Title: A document similarity approach using grammatical linkages with graph databases

Authors: V. Priya; K. Umamaheswari

Addresses: Department of Computer Science and Engineering, Dr. Mahalingam College of Engineering and Technology, Pollachi-642003, India ' Department of Information Technology, PSG College of Technology, Peelamedu, Coimbatore 641004, India

Abstract: Document similarity had become essential in many applications such as document retrieval, recommendation systems, plagiarism checker, etc. Many similarity evaluation approaches rely on word-based document representation, because it is very fast. But these approaches are not accurate when documents with different language and vocabulary are used. When graph representation is used for documents they use some relational knowledge which is not feasible in many applications because of expensive graph operations.

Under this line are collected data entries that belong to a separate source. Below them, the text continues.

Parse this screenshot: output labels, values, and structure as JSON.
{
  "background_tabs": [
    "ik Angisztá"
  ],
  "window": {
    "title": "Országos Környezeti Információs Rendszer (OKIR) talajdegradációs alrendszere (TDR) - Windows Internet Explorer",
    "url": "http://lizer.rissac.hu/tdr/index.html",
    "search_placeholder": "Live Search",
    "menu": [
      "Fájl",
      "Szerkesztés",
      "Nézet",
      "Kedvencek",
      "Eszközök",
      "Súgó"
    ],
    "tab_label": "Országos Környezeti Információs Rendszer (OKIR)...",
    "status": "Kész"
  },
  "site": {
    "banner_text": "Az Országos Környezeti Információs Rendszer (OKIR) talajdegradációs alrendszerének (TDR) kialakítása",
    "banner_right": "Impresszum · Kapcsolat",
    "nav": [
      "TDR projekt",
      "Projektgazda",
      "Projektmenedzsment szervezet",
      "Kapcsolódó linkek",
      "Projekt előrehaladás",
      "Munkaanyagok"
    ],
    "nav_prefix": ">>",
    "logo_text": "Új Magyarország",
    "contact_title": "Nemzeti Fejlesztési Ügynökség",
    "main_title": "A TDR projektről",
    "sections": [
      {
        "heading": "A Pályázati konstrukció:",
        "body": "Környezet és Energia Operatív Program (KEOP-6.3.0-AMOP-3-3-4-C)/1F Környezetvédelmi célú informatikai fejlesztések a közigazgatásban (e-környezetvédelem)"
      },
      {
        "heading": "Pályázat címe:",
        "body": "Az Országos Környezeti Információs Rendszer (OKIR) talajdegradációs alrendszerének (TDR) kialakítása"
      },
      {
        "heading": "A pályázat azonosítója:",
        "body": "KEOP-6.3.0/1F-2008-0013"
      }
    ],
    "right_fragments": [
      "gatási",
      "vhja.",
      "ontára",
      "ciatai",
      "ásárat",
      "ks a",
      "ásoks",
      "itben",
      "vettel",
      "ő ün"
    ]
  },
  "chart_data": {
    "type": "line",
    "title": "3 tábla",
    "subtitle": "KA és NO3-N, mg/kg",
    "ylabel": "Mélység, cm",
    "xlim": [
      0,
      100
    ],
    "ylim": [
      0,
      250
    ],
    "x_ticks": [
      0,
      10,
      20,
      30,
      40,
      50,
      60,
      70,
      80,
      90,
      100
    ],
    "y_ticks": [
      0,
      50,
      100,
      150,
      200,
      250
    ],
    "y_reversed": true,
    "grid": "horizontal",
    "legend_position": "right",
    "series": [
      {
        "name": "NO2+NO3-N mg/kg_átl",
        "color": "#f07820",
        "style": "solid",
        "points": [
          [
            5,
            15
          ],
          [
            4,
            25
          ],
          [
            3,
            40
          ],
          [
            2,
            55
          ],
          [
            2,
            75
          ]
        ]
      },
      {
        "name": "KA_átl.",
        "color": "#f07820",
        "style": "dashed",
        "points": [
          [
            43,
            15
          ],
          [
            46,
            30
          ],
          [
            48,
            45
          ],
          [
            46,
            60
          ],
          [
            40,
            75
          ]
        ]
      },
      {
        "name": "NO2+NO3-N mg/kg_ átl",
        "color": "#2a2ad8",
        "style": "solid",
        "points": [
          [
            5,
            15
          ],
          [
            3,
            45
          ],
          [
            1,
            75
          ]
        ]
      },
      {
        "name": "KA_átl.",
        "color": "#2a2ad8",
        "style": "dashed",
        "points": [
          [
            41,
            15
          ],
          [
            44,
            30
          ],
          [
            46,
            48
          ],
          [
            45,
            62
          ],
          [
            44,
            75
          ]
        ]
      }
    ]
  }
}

In this work a novel approach for document similarity computation which utilises verbal intent has been developed. This improves the similarity by increasing the number of linkages using verbs between two documents. Graph databases were used for faster performance. The performance of the system is evaluated using various metrics like cosine similarity, jaccard similarity and dice with different review datasets. The verbal intent-based approach has registered promising results based on the links between two documents.

Keywords: graph databases; text similarity; grammatical linkages; verbal intent modelling; knowledge graphs.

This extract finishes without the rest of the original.